Montaj” tuhaf bir kelime!

Güzel Türkçemize sonradan “montajlandığından” olsa gerek… Yani eklemlendiğinden, yani yapıştırıldığından!

Vatandaşla “montaj”ı tartışamıyorsunuz… Tıpkı “kumpas”ta olduğu gibi!

Böyle kelimeler bizim duygu ve düşüncelerimizi tam olarak yansıtamıyorlar.

Bize uymuyor, anlamıyoruz, bilmiyoruz!

Sanırım, çoğunuz “punç”u da bilmezsiniz!

Ben de bilmezdim… Aziz Nesin anlatıyor… Ondan öğrendim.

“Punç”un “montaj”la alâkası var mı?

Bilmem, belki de vardır!

Önce, Aziz Nesin’i bi okuyalım:

“Ne zaman anlayamadığım bir sorun, içinden çıkamadığım bir durum olsa, Sarıçizmeli’ye gider, sorar, danışır, öğrenirim.

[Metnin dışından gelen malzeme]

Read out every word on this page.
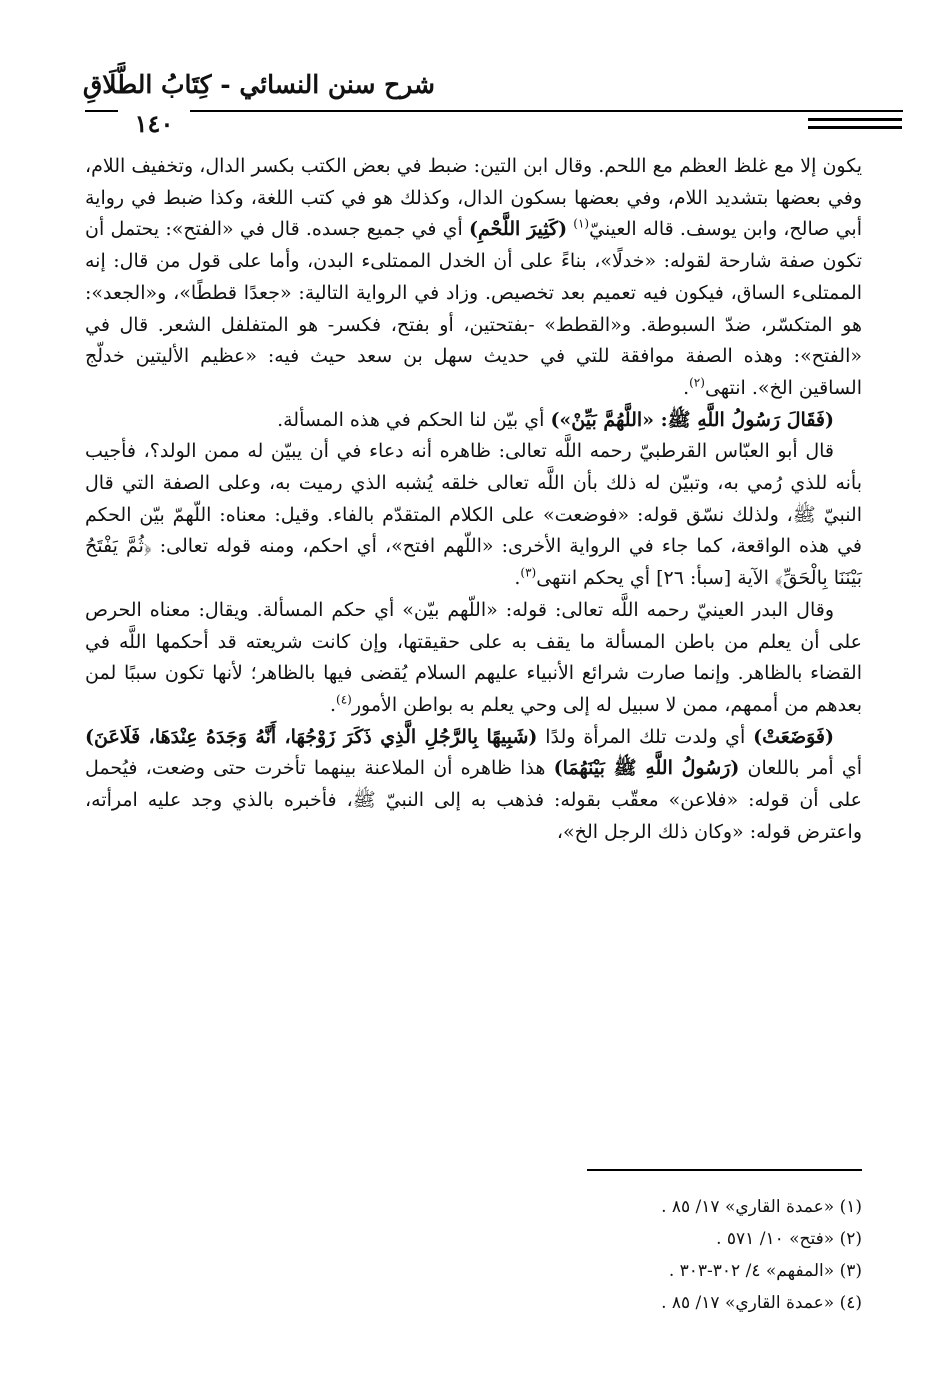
شرح سنن النسائي - كِتَابُ الطَّلَاقِ
١٤٠

يكون إلا مع غلظ العظم مع اللحم. وقال ابن التين: ضبط في بعض الكتب بكسر الدال، وتخفيف اللام، وفي بعضها بتشديد اللام، وفي بعضها بسكون الدال، وكذلك هو في كتب اللغة، وكذا ضبط في رواية أبي صالح، وابن يوسف. قاله العينيّ$^{(١)}$ (كَثِيرَ اللَّحْمِ) أي في جميع جسده. قال في «الفتح»: يحتمل أن تكون صفة شارحة لقوله: «خدلًا»، بناءً على أن الخدل الممتلىء البدن، وأما على قول من قال: إنه الممتلىء الساق، فيكون فيه تعميم بعد تخصيص. وزاد في الرواية التالية: «جعدًا قططًا»، و«الجعد»: هو المتكسّر، ضدّ السبوطة. و«القطط» -بفتحتين، أو بفتح، فكسر- هو المتفلفل الشعر. قال في «الفتح»: وهذه الصفة موافقة للتي في حديث سهل بن سعد حيث فيه: «عظيم الأليتين خدلّج الساقين الخ». انتهى$^{(٢)}$.

(فَقَالَ رَسُولُ اللَّهِ ﷺ: «اللَّهُمَّ بَيِّنْ») أي بيّن لنا الحكم في هذه المسألة.

قال أبو العبّاس القرطبيّ رحمه اللَّه تعالى: ظاهره أنه دعاء في أن يبيّن له ممن الولد؟، فأجيب بأنه للذي رُمي به، وتبيّن له ذلك بأن اللَّه تعالى خلقه يُشبه الذي رميت به، وعلى الصفة التي قال النبيّ ﷺ، ولذلك نسّق قوله: «فوضعت» على الكلام المتقدّم بالفاء. وقيل: معناه: اللّهمّ بيّن الحكم في هذه الواقعة، كما جاء في الرواية الأخرى: «اللّهم افتح»، أي احكم، ومنه قوله تعالى: ﴿ثُمَّ يَفْتَحُ بَيْنَنَا بِالْحَقِّ﴾ الآية [سبأ: ٢٦] أي يحكم انتهى$^{(٣)}$.

وقال البدر العينيّ رحمه اللَّه تعالى: قوله: «اللّهم بيّن» أي حكم المسألة. ويقال: معناه الحرص على أن يعلم من باطن المسألة ما يقف به على حقيقتها، وإن كانت شريعته قد أحكمها اللَّه في القضاء بالظاهر. وإنما صارت شرائع الأنبياء عليهم السلام يُقضى فيها بالظاهر؛ لأنها تكون سببًا لمن بعدهم من أممهم، ممن لا سبيل له إلى وحي يعلم به بواطن الأمور$^{(٤)}$.

(فَوَضَعَتْ) أي ولدت تلك المرأة ولدًا (شَبِيهًا بِالرَّجُلِ الَّذِي ذَكَرَ زَوْجُهَا، أَنَّهُ وَجَدَهُ عِنْدَهَا، فَلَاعَنَ) أي أمر باللعان (رَسُولُ اللَّهِ ﷺ بَيْنَهُمَا) هذا ظاهره أن الملاعنة بينهما تأخرت حتى وضعت، فيُحمل على أن قوله: «فلاعن» معقّب بقوله: فذهب به إلى النبيّ ﷺ، فأخبره بالذي وجد عليه امرأته، واعترض قوله: «وكان ذلك الرجل الخ»،

(١) «عمدة القاري» ١٧/ ٨٥ .
(٢) «فتح» ١٠/ ٥٧١ .
(٣) «المفهم» ٤/ ٣٠٢-٣٠٣ .
(٤) «عمدة القاري» ١٧/ ٨٥ .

Gel zaman git zaman şu reform söylentileri çıktı. Kimi reform şöyledir, kimi böyledir, dedi. Kimi iyidir, kimi kötüdür, dedi. İyice aklım karıştığından varıp Sarıçizmeli’nin yanına, ona danıştım:

Sarıçizmeli yine her zamanki gibi, ‘Benim böyle işlere aklım ermez, sana bir hikâye anlatayım da dinle! dedi.’

Anlattı:

Bizim köylülerden biri, bir kış günü bir şehirli tanıdığına konuk gelmiş. Kentli ona güzel bir içki sunmuş. İçki köylünün öyle hoşuna gitmiş ki, ‘Aman bu içki pek güzelmiş, adı ne bunun?’ diye sormuş. Kentli de içkinin adının ‘punç’ olduğunu söylemiş. Köylü bu kez, içkinin nasıl yapıldığını sormuş. Kentli de anlatmış: ‘üç bardak kadar çaya bir kadeh konyak karıştırır, üzerine de yarım limon sıkarsın, punç olur’ demiş. Köylü evine gidince hemen punç yapmış. Bir zaman sonra yine kentlinin evine gelince, ‘Yahu o senin dediğin punçu yaptım, ama berbat, kötü bir şey oldu, içilecek gibi değil,’ demiş. Kentli, “Nasıl yaptın diye sorunca; ‘Eve vardım. Karıya, çabuk çay getir dedim. Karı, evde çay yok, kahve var, dedi. Çay da bir, kahve de bir, getir dedim. Karı, evde konyak yok, şarap var, dedi. Konyak da bir, şarap da bir, getir dedim. Şarabı kahveye boca ettim. Sonra karıya limon getir dedim. Karı limon yok, sirke var dedi. Sirke de ekşi, limon da, getir dedim. Onu da kattım. Dediğin gibi çalkaladım. Bir de içtim ki zehir…’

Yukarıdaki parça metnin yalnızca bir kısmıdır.